Augusto Nunes não merece participar do debate público
A agressão de Augusto Nunes ao jornalista Gleen Greenwald é o ponto mais baixo a que chegou o jornalismo depois de um longo processo de degradação.
Trata-se de um caso sem muito espaço para teorização: partir para a violência física é simplesmente errado. Causa tristeza notar que, nem nesse momento, a opinião pública reage em uníssono. Há nas redes um movimento – minoritário, mas barulhento – de gente comemorando a agressão e sugerindo que Glenn "volte para onde veio". A civilização, infelizmente, não é mais um consenso.
É possível ser crítico sem ser agressivo. O jornalismo que ambiciona informar e formar opinião precisa ser, também, sereno. Por razões variadas, que vão do desespero por cliques à militância que tenta se disfarçar de veículo de comunicação, não foi essa a rota preferencial de parte da imprensa.
A opinião invadiu o espaço informativo – quase sempre, sem que isso estivesse claramente demarcado. A expressão se tornou mais e mais virulenta, cheia de adjetivos, palavras de ordem, caricaturas demonizadoras, mentiras.
E agora, uma agressão.
A conta dessa ladeira abaixo já está sendo cobrada: as pessoas já não distinguem o jornalismo sério do polemista de ocasião, o relato plural do panfleto ideológico, a busca pela verdade da mamadeira de piroca.
Culpa-se a audiência mal-informada, mas como responsabilizar o receptor quando quem produz a mensagem classifica um virulento ataque pessoal de comentário "bem-humorado", como fez Nunes?
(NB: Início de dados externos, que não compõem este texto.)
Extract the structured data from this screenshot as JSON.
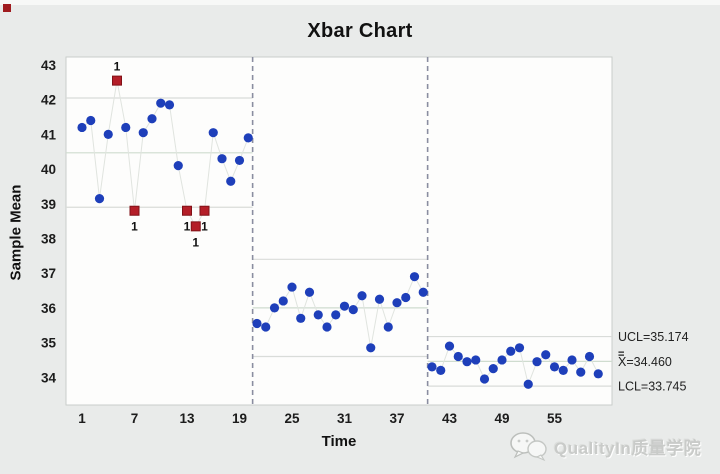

O jornalismo enquanto busca pelo retrato mais preciso da realidade impõe que se reconheça: Nunes acusou Greenwald sem base; exposto, mentiu quanto à natureza de sua fala; confrontado incisivamente, quis calar à força seu acusador.
Estamos numa situação que lembra os contextos de guerra: entre grupos inimigos, a primeira coisa que se rompe é a comunicação. Passam, então, a circular narrativas demonizadoras sobre o lado oposto em cada trincheira. Esse é justamente o ponto mais difícil de se reconstruir quando vem a paz: desarmar os dois lados é possível, mas como desarmar os espíritos?
O jornalismo pode ser um instrumento para o diálogo – e fará um grande serviço à reconstrução social se encarar esse desafio. Há, porém, dois pontos de que não se pode abrir mão: é preciso reconhecer a humanidade do outro; e é preciso lembrar que o debate tem regras. Quem vê a arena pública como um ringue de luta livre, real ou simbólico, e enxerga o adversário como opositor a ser eliminado não merece participar da conversa.
É preciso reagir à truculência e zelar, com muito cuidado, pelo conteúdo e pela forma da discussão. Ou a cada fundo do poço cavaremos um pouco mais em direção à barbárie total.